Я стояла в очереди и подсчитывала, хватит ли у меня денег на бутерброд с сыром. Может быть, отказаться от супа? Или от котлеты? Бутерброд с сыром был лакомством, которое я могла позволить себе не каждый день. Диверсант с книгой уже стоял перед буфетчицей, тетей Зиной, и пальцем показывал сквозь стекло витрины. Она недоверчиво переспросила – он кивнул. Она удивленно поиграла бровями, но послушно полезла внутрь и – я не поверила своим глазам! – достала всю тарелку с бутербродами. Да-да – с сыром! Их было там десять или пятнадцать штук. Этот иностранный агент был заслан, чтобы отравить мне чудесный сентябрьский день. И денег у него полные карманы – видимо, за их шпионские дела платят неплохо. Не оставил ни одного! Могла ли я не запомнить его после такого?

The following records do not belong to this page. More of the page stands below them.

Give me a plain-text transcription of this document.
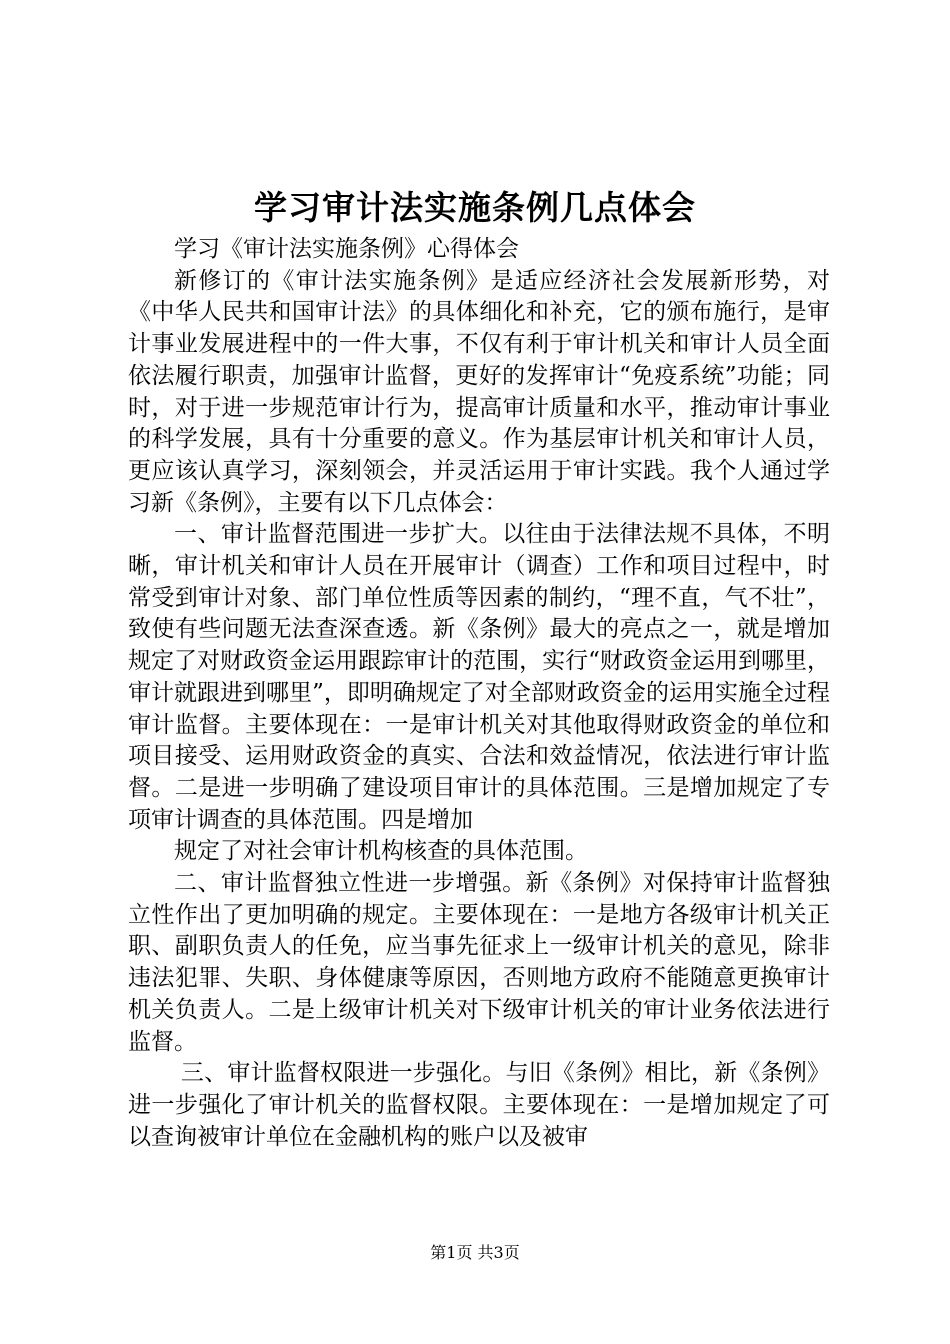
学习审计法实施条例几点体会

学习《审计法实施条例》心得体会

新修订的《审计法实施条例》是适应经济社会发展新形势，对《中华人民共和国审计法》的具体细化和补充，它的颁布施行，是审计事业发展进程中的一件大事，不仅有利于审计机关和审计人员全面依法履行职责，加强审计监督，更好的发挥审计“免疫系统”功能；同时，对于进一步规范审计行为，提高审计质量和水平，推动审计事业的科学发展，具有十分重要的意义。作为基层审计机关和审计人员，更应该认真学习，深刻领会，并灵活运用于审计实践。我个人通过学习新《条例》，主要有以下几点体会：

一、审计监督范围进一步扩大。以往由于法律法规不具体，不明晰，审计机关和审计人员在开展审计（调查）工作和项目过程中，时常受到审计对象、部门单位性质等因素的制约，“理不直，气不壮”，致使有些问题无法查深查透。新《条例》最大的亮点之一，就是增加规定了对财政资金运用跟踪审计的范围，实行“财政资金运用到哪里，审计就跟进到哪里”，即明确规定了对全部财政资金的运用实施全过程审计监督。主要体现在：一是审计机关对其他取得财政资金的单位和项目接受、运用财政资金的真实、合法和效益情况，依法进行审计监督。二是进一步明确了建设项目审计的具体范围。三是增加规定了专项审计调查的具体范围。四是增加

规定了对社会审计机构核查的具体范围。

二、审计监督独立性进一步增强。新《条例》对保持审计监督独立性作出了更加明确的规定。主要体现在：一是地方各级审计机关正职、副职负责人的任免，应当事先征求上一级审计机关的意见，除非违法犯罪、失职、身体健康等原因，否则地方政府不能随意更换审计机关负责人。二是上级审计机关对下级审计机关的审计业务依法进行监督。

三、审计监督权限进一步强化。与旧《条例》相比，新《条例》进一步强化了审计机关的监督权限。主要体现在：一是增加规定了可以查询被审计单位在金融机构的账户以及被审

第1页 共3页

В следующий раз я оказалась в очереди впереди него. И, как ворона из басни, успела ухватить свой сыр. С торжеством унесла поднос на пустой столик в дальнем углу. Он опять забрал все, что оставалось, всю тарелку, прихватил еще стакан компота и, держа книгу под мышкой, направился в мою сторону. Сел, не спросясь, за стол. Опер книгу о банку с горчицей. И принялся поглощать страницу за страницей, бутерброд за бутербродом. Он нащупывал их не глядя, откусывал, запивал компотом. Бегал глазами по формулам, перелистывал назад, заглядывал в оглавление. Вскоре рука его уже растерянно шарила по пустой тарелке. Но математические комбинации, похоже, были так увлекательны – он не мог оторвать от них глаз. Рука несколько раз возвращалась, принималась шарить впустую.

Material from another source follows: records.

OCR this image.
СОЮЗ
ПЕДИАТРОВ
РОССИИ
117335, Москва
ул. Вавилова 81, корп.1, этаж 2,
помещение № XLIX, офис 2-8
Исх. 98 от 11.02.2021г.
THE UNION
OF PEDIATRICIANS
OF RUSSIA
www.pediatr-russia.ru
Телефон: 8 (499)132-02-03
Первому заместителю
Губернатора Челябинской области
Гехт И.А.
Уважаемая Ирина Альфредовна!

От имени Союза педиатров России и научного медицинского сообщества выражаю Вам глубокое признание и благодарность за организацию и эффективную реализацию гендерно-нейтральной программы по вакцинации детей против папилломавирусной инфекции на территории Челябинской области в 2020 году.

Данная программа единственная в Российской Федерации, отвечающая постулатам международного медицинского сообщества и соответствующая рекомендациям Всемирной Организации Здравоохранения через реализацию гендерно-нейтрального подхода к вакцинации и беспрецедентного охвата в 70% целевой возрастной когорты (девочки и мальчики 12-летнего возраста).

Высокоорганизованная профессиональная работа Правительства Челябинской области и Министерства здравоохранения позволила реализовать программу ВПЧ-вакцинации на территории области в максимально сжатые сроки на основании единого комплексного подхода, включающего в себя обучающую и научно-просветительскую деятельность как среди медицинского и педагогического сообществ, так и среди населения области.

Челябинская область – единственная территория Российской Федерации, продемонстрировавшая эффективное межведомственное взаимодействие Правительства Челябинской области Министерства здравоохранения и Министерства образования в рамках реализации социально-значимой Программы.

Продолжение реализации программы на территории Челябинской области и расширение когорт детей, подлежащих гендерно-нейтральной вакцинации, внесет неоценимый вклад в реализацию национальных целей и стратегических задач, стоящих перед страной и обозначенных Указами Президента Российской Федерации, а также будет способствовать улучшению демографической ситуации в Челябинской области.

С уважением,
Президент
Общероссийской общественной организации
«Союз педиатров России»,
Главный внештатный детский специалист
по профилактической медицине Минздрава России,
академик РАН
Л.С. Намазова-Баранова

Мне стало смешно. И немного жалко этого рассеянного сыроеда. Он был похож на младенца, пытающегося нащупать бутылочку с молоком. И я инстинктивно и бездумно сделала нелепый материнский жест: подложила ему свой бутерброд. Он ухватил его, поднес ко рту, надкусил…

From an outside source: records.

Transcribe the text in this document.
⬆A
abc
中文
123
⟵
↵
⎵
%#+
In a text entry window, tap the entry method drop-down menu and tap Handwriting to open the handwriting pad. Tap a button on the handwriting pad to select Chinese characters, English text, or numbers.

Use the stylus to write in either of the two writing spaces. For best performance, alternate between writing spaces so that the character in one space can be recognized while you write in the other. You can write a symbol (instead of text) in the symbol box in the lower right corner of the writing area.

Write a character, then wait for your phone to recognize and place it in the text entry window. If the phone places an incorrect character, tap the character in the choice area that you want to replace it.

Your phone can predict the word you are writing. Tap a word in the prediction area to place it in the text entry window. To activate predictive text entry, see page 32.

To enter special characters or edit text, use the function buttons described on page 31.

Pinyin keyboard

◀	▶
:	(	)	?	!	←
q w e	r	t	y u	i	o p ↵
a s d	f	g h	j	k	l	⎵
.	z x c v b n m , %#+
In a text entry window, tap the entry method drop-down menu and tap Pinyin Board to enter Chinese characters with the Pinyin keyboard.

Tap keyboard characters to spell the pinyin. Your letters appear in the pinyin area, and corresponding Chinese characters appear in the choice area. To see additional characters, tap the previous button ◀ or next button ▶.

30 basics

Только тут до него дошла несуразность случившегося. Тарелка ведь была пуста? Откуда же?..

Он оторвал глаза от книги. Посмотрел на мою руку. Потом на меня. Все понял. И сказал растерянно:

– Рука дающего не оскудеет… Но какой позор! Я пойду и сейчас же куплю вам другой.

Да, голос. С Додиком это был голос. С легким кавказским – нет, не акцентом, но с шелестом лавровых листьев, чайных кустов, виноградной лозы.

– Вы не можете ничего купить, – сказала я. – Сами ведь забрали сразу всю тарелку. Забыли?

– Это всё гены моих предков, – сказал он. – Они веками питались в своих горах хлебом и сыром. Я не виноват. Наследственность неодолима.

Какие горы? Да, Кавказ, но не тот, куда все ездят в отпуск, не черноморский, а тот, который ближе к Каспийскому морю. Нет, не грузины, не армяне, не азербайджанцы. Вы, наверное, и не слыхали про такой народ: таты. Нас всего тысяч двадцать, да и то сильно разбросаны. Язык? Считается, что корни уходят в древнеиранскии, но современного персидского я не понимаю. Алфавит русский. Правда, я в горах прожил только до десяти лет. Помню наших овец, речку Самур – холоднющая! – и как меня бабка пугала, чтобы я не купался один, а то унесет в Каспийское море. А потом учитель открыл у меня математические способности и уговорил родителей послать в специальную школу в Баку…

Как-то незаметно мы оказываемся на улице, идем по набережной Мойки. Последние прогулочные шлюпки качаются на осенней волне, раздвигают носами желтые листья, машут нам мокрыми веслами. Мой сквознячок в горле набирает силу, но как-то непривычно – без паники. Почему-то мне кажется, что вот – впервые – я могу не спешить. Что под ногами не ускользающие бревнышки, а прочный, надежный мост. Что этот человек не скажет и не сделает ничего такого, что могло бы порвать возникающую между нами дугу. Что моя заветная свечка загорелась и будет гореть долго-долго. Что запаса воска в ней – хоть до конца жизни.